Capacitor Energy Storage Calculator

How Much Energy Can a Capacitor Store?

Capacitors store energy in an electric field between their plates. Unlike batteries, they can release this energy almost instantaneously — making them ideal for filtering, power smoothing, and pulse power applications. The energy stored depends on both capacitance and the square of the voltage.

The Formula

E = ½ × C × V²

Where:

• E = energy in joules (J)
• C = capacitance in farads (F)
• V = voltage across the capacitor

Note the V² relationship: doubling the voltage quadruples the stored energy.

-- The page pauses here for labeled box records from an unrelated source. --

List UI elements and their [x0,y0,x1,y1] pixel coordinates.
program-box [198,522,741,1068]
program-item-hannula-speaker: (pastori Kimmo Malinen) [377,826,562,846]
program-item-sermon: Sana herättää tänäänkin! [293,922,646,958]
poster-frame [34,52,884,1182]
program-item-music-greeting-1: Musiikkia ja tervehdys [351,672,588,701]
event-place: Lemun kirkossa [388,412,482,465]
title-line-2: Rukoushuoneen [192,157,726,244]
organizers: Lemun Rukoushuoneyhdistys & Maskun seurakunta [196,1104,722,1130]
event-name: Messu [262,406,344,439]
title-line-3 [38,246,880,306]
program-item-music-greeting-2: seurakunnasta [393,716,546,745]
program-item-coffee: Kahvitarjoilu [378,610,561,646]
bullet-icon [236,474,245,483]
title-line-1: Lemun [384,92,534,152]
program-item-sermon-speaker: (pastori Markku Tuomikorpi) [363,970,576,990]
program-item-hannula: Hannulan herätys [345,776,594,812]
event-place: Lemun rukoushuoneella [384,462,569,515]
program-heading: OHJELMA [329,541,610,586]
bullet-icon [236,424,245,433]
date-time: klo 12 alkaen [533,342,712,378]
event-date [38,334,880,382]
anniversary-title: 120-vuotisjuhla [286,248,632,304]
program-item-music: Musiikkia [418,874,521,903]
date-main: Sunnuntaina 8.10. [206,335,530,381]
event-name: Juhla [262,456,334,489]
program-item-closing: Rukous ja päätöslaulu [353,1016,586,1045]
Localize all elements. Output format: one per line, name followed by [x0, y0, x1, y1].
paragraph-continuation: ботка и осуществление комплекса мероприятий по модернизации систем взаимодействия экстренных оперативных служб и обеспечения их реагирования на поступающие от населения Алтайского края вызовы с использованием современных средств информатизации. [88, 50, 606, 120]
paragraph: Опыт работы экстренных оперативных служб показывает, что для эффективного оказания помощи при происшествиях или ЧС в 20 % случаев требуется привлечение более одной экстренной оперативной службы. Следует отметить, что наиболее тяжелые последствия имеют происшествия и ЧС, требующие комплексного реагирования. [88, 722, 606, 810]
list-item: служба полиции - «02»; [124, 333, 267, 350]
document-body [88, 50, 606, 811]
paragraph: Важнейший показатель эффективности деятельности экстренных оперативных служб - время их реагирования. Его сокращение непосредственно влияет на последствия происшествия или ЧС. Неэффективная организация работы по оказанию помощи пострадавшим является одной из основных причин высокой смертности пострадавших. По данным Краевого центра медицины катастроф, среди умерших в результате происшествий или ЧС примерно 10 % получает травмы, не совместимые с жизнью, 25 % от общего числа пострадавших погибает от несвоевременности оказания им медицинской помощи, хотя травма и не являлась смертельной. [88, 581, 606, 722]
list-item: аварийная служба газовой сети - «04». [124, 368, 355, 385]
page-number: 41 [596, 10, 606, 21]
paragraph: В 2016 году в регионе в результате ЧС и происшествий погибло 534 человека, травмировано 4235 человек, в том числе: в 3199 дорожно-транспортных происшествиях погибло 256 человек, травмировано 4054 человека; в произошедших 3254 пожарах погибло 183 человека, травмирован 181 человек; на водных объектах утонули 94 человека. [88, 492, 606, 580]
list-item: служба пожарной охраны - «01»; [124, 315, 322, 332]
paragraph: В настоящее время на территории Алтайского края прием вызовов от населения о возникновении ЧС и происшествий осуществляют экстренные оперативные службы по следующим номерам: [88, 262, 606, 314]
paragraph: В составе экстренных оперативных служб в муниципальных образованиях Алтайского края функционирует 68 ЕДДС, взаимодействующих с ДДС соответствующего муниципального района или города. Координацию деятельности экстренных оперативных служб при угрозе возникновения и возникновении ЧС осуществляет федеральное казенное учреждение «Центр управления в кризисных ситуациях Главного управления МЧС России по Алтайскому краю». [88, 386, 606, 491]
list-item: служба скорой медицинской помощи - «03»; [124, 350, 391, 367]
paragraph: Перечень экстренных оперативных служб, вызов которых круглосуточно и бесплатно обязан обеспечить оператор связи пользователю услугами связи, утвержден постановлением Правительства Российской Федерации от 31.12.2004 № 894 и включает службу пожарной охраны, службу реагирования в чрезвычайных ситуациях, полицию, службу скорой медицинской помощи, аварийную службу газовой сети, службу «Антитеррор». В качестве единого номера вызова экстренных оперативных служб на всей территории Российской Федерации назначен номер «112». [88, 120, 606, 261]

How to Use This Calculator

Enter the capacitance (in µF, mF, or F) and the voltage. Results show energy in joules, millijoules, and watt-hours (Wh) for large capacitors and supercapacitors.

Practical Examples

Example 1: 1,000µF capacitor at 50V. E = 0.5 × 0.001 × 2,500 = 1.25 J.

Example 2: Camera flash capacitor: 3,000µF at 300V. E = 0.5 × 0.003 × 90,000 = 135 J — enough to cause serious shock.

Example 3: 100F supercapacitor (ultracapacitor) at 2.7V. E = 0.5 × 100 × 7.29 = 364.5 J = 0.101 Wh. Useful for burst power but far less than batteries for energy density.

Safety Warning

Large capacitors store lethal energy. Always discharge capacitors through a load resistor before handling, and never short-circuit high-voltage capacitors.